John Kasich's Campaign Has No Chill

It's a bird, it's a plane, it's ... sinking Jeb Bush? By now, it's no secret that the former Florida governor has struggled to meet the expectations of many pundits and supporters who had predicted he was a shoo-in for the Republican nomination in 2016. As the Iowa caucus and the New Hampshire primary loom closer and closer, Ohio governor John Kasich's campaign wants to turn Bush's former supporters into Kasich's much-needed votes.

Bush, who seemed to be a favorite among GOP'ers early on, has remained closer to the middle of the pack lately. According to Real Clear Politics, Bush had less than 5 percent of the national Republican primary vote with just about two weeks left until the Iowa caucus. What's perhaps more interesting than Bush's lackluster performance so far is that Kasich, a candidate faring even worse than Bush in the polls, has taken to targeting his would-have-been supporters. According to the same roundup from Real Clear Politics, Kasich had less than 3 percent of the vote among Republican primary voters nationwide. Still, since at least Saturday, Kasich has been asking voters, "What happened to 'Jeb!'?" in a new campaign tactic that positions Kasich as the "better, brighter way."

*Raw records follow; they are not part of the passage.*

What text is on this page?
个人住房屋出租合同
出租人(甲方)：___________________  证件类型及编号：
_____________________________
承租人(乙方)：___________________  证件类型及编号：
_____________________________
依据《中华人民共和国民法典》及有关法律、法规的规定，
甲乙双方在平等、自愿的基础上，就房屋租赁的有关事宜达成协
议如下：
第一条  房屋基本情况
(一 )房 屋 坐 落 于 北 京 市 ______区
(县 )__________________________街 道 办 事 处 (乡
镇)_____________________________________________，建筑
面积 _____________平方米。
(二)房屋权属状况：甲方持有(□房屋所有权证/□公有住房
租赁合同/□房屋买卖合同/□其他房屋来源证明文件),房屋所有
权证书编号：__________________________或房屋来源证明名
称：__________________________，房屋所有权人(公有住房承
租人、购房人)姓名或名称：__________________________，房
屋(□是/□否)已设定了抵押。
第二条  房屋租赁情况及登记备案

On Saturday, Kasich's campaign released a new video ad that describes Bush's downfall. It even starts with Bush's campaign logo — the unforgettable red "Jeb!" — only the exclamation point has been substituted with a question mark. "He had the name, the money, the support, and yet a lukewarm message, weak debates, and sagging polls have left Jeb attacking John Kasich in desperation," a narrator says. The ad then runs through a highlight reel of Kasich's accomplishments and ends with the charge, "America, there's a better, brighter way: John Kasich."

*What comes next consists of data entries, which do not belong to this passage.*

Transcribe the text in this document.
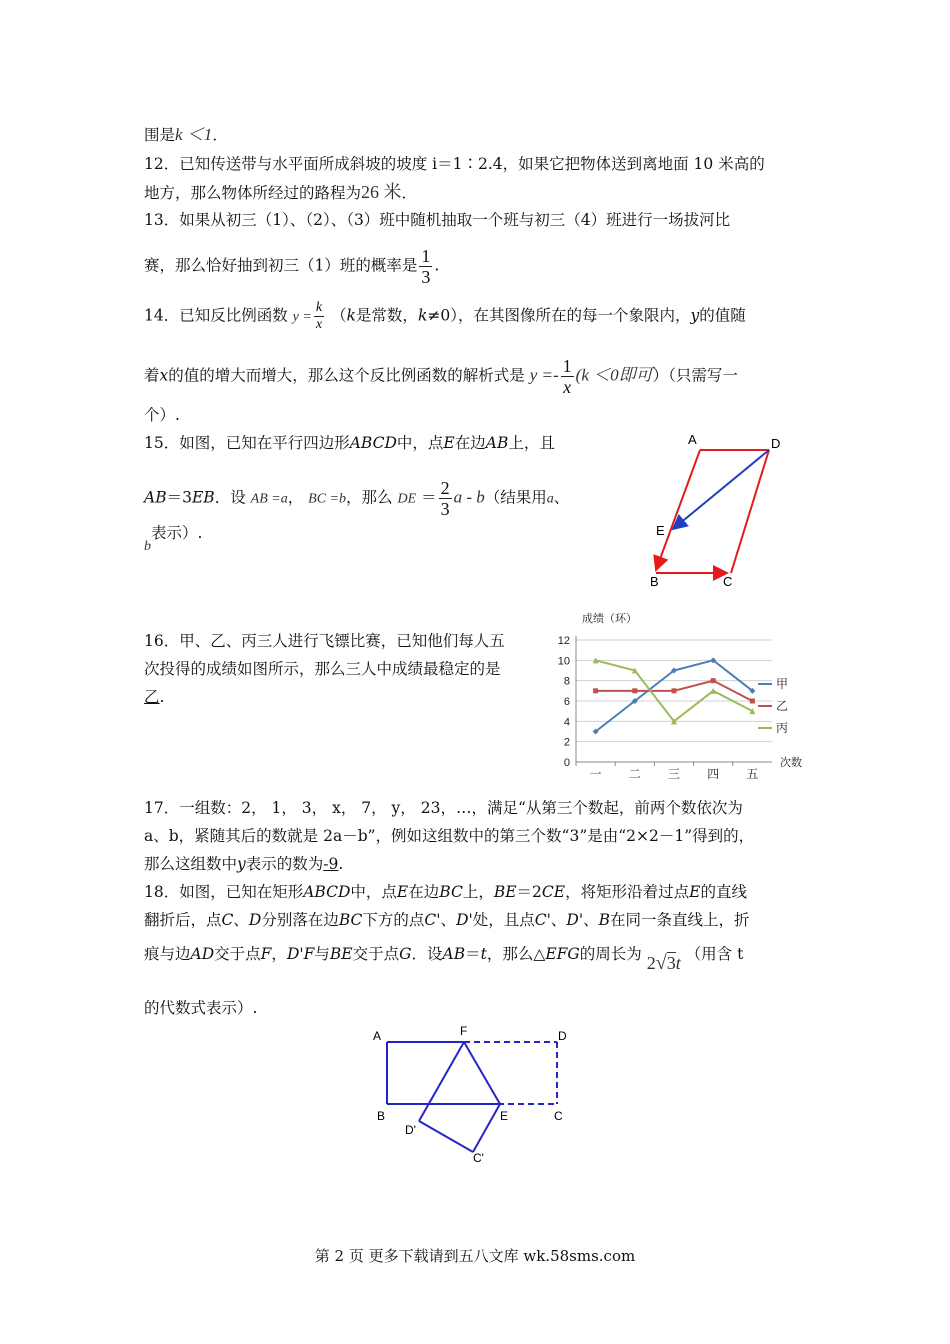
围是k ＜1．
12．已知传送带与水平面所成斜坡的坡度 i＝1∶2.4，如果它把物体送到离地面 10 米高的
地方，那么物体所经过的路程为26 米．
13．如果从初三（1）、（2）、（3）班中随机抽取一个班与初三（4）班进行一场拔河比
赛，那么恰好抽到初三（1）班的概率是 $\frac{1}{3}$ .
14．已知反比例函数 $y = \frac{k}{x} (k$是常数，k≠0），在其图像所在的每一个象限内，y的值随
着x的值的增大而增大，那么这个反比例函数的解析式是 $y =- \frac{1}{x} (k <0$即可）（只需写一
个）.
15．如图，已知在平行四边形ABCD中，点E在边AB上，且
AB＝3EB．设 AB =a， BC =b，那么 DE ＝ $\frac{2}{3}$ a - b（结果用a、
b表示）.
A	D
E
B	C
16．甲、乙、丙三人进行飞镖比赛，已知他们每人五
次投得的成绩如图所示，那么三人中成绩最稳定的是
乙.
成绩（环）
次数
0
2
4
6
8
10
12
一 二 三 四 五
甲
乙
丙
17．一组数：2， 1， 3， x， 7， y， 23，…，满足“从第三个数起，前两个数依次为
a、b，紧随其后的数就是 2a－b”，例如这组数中的第三个数“3”是由“2×2－1”得到的，
那么这组数中y表示的数为-9.
18．如图，已知在矩形ABCD中，点E在边BC上，BE＝2CE，将矩形沿着过点E的直线
翻折后，点C、D分别落在边BC下方的点C'、D'处，且点C'、D'、B在同一条直线上，折
痕与边AD交于点F，D'F与BE交于点G．设AB＝t，那么△EFG的周长为 2√3t （用含 t
的代数式表示）.
A	F	D
B	E	C
D'
C'
第 2 页 更多下载请到五八文库 wk.58sms.com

Kasich's campaign has been tweeting the video and attacks on Bush throughout the week. The video is posted on a Kasich-approved website called The one-page site features the video and a donation portal for Kasich's campaign. It reads, "Jeb planned to take America by storm, but instead he's fizzling."

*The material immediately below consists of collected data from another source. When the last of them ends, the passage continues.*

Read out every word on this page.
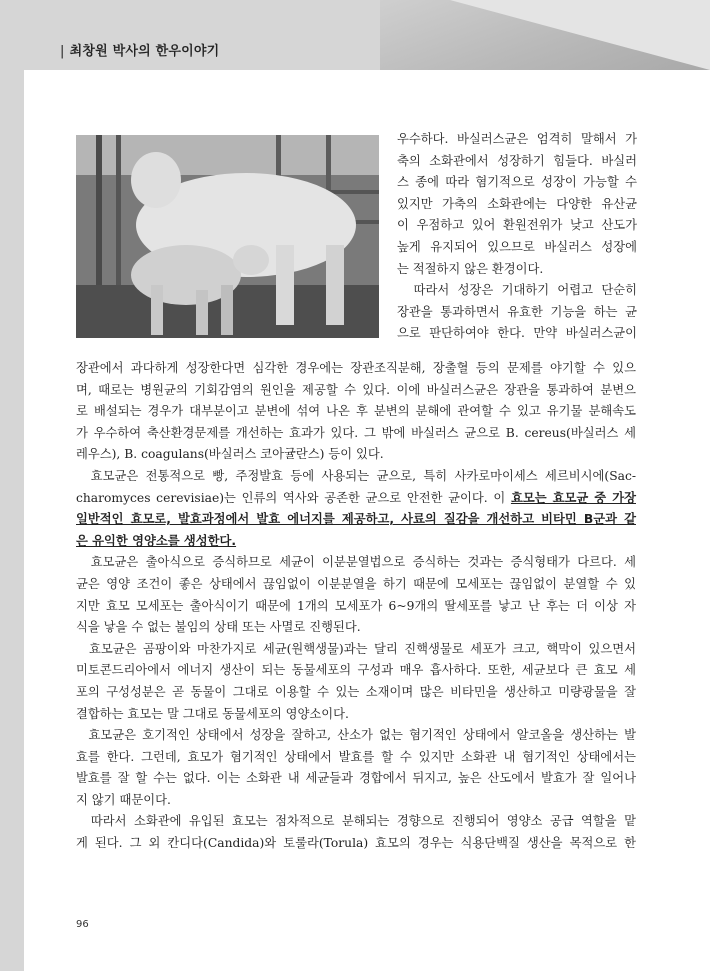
| 최창원 박사의 한우이야기
우수하다. 바실러스균은 엄격히 말해서 가
축의 소화관에서 성장하기 힘들다. 바실러
스 종에 따라 혐기적으로 성장이 가능할 수
있지만 가축의 소화관에는 다양한 유산균
이 우점하고 있어 환원전위가 낮고 산도가
높게 유지되어 있으므로 바실러스 성장에
는 적절하지 않은 환경이다.
따라서 성장은 기대하기 어렵고 단순히
장관을 통과하면서 유효한 기능을 하는 균
으로 판단하여야 한다. 만약 바실러스균이
장관에서 과다하게 성장한다면 심각한 경우에는 장관조직분해, 장출혈 등의 문제를 야기할 수 있으
며, 때로는 병원균의 기회감염의 원인을 제공할 수 있다. 이에 바실러스균은 장관을 통과하여 분변으
로 배설되는 경우가 대부분이고 분변에 섞여 나온 후 분변의 분해에 관여할 수 있고 유기물 분해속도
가 우수하여 축산환경문제를 개선하는 효과가 있다. 그 밖에 바실러스 균으로 B. cereus(바실러스 세
레우스), B. coagulans(바실러스 코아귤란스) 등이 있다.
효모균은 전통적으로 빵, 주정발효 등에 사용되는 균으로, 특히 사카로마이세스 세르비시에(Sac-
charomyces cerevisiae)는 인류의 역사와 공존한 균으로 안전한 균이다. 이 효모는 효모균 중 가장
일반적인 효모로, 발효과정에서 발효 에너지를 제공하고, 사료의 질감을 개선하고 비타민 B군과 같
은 유익한 영양소를 생성한다.
효모균은 출아식으로 증식하므로 세균이 이분분열법으로 증식하는 것과는 증식형태가 다르다. 세
균은 영양 조건이 좋은 상태에서 끊임없이 이분분열을 하기 때문에 모세포는 끊임없이 분열할 수 있
지만 효모 모세포는 출아식이기 때문에 1개의 모세포가 6~9개의 딸세포를 낳고 난 후는 더 이상 자
식을 낳을 수 없는 불임의 상태 또는 사멸로 진행된다.
효모균은 곰팡이와 마찬가지로 세균(원핵생물)과는 달리 진핵생물로 세포가 크고, 핵막이 있으면서
미토콘드리아에서 에너지 생산이 되는 동물세포의 구성과 매우 흡사하다. 또한, 세균보다 큰 효모 세
포의 구성성분은 곧 동물이 그대로 이용할 수 있는 소재이며 많은 비타민을 생산하고 미량광물을 잘
결합하는 효모는 말 그대로 동물세포의 영양소이다.
효모균은 호기적인 상태에서 성장을 잘하고, 산소가 없는 혐기적인 상태에서 알코올을 생산하는 발
효를 한다. 그런데, 효모가 혐기적인 상태에서 발효를 할 수 있지만 소화관 내 혐기적인 상태에서는
발효를 잘 할 수는 없다. 이는 소화관 내 세균들과 경합에서 뒤지고, 높은 산도에서 발효가 잘 일어나
지 않기 때문이다.
따라서 소화관에 유입된 효모는 점차적으로 분해되는 경향으로 진행되어 영양소 공급 역할을 맡
게 된다. 그 외 칸디다(Candida)와 토룰라(Torula) 효모의 경우는 식용단백질 생산을 목적으로 한
96
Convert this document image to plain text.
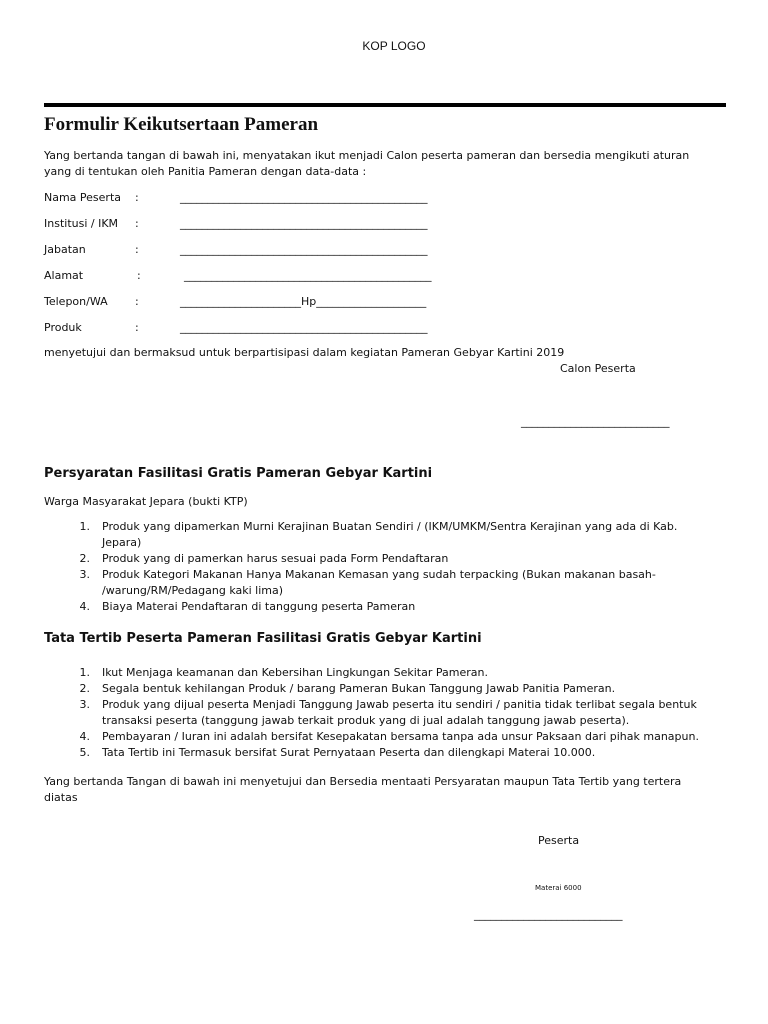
KOP LOGO
Formulir Keikutsertaan Pameran
Yang bertanda tangan di bawah ini, menyatakan ikut menjadi Calon peserta pameran dan bersedia mengikuti aturan
yang di tentukan oleh Panitia Pameran dengan data-data :
Nama Peserta :	_____________________________________________
Institusi / IKM :	_____________________________________________
Jabatan	:	_____________________________________________
Alamat	:	_____________________________________________
Telepon/WA :	______________________Hp____________________
Produk	:	_____________________________________________
menyetujui dan bermaksud untuk berpartisipasi dalam kegiatan Pameran Gebyar Kartini 2019
Calon Peserta
___________________________
Persyaratan Fasilitasi Gratis Pameran Gebyar Kartini
Warga Masyarakat Jepara (bukti KTP)
1.	Produk yang dipamerkan Murni Kerajinan Buatan Sendiri / (IKM/UMKM/Sentra Kerajinan yang ada di Kab.
Jepara)
2.	Produk yang di pamerkan harus sesuai pada Form Pendaftaran
3.	Produk Kategori Makanan Hanya Makanan Kemasan yang sudah terpacking (Bukan makanan basah-
/warung/RM/Pedagang kaki lima)
4.	Biaya Materai Pendaftaran di tanggung peserta Pameran
Tata Tertib Peserta Pameran Fasilitasi Gratis Gebyar Kartini
1.	Ikut Menjaga keamanan dan Kebersihan Lingkungan Sekitar Pameran.
2.	Segala bentuk kehilangan Produk / barang Pameran Bukan Tanggung Jawab Panitia Pameran.
3.	Produk yang dijual peserta Menjadi Tanggung Jawab peserta itu sendiri / panitia tidak terlibat segala bentuk
transaksi peserta (tanggung jawab terkait produk yang di jual adalah tanggung jawab peserta).
4.	Pembayaran / Iuran ini adalah bersifat Kesepakatan bersama tanpa ada unsur Paksaan dari pihak manapun.
5.	Tata Tertib ini Termasuk bersifat Surat Pernyataan Peserta dan dilengkapi Materai 10.000.
Yang bertanda Tangan di bawah ini menyetujui dan Bersedia mentaati Persyaratan maupun Tata Tertib yang tertera
diatas
Peserta
Materai 6000
___________________________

It's obviously not a new or revolutionary idea to attack political opponents individually during a campaign. Bush himself has been attacking Donald Trump, Ted Cruz, and Marco Rubio regularly in what seems to be an attempt to demonstrate the energy and fierceness that many have found Bush to lack. Particularly in the current Republican race, it's almost necessary for the candidates to steal votes away from each other if they want to garner enough support to win. The field is crowded and the number of candidates is subdividing the GOP voting block even more than usual. To have a real impact, though, the candidates — including Kasich — are going to need to work quickly, as the primary season officially starts with the Iowa caucus on February 1.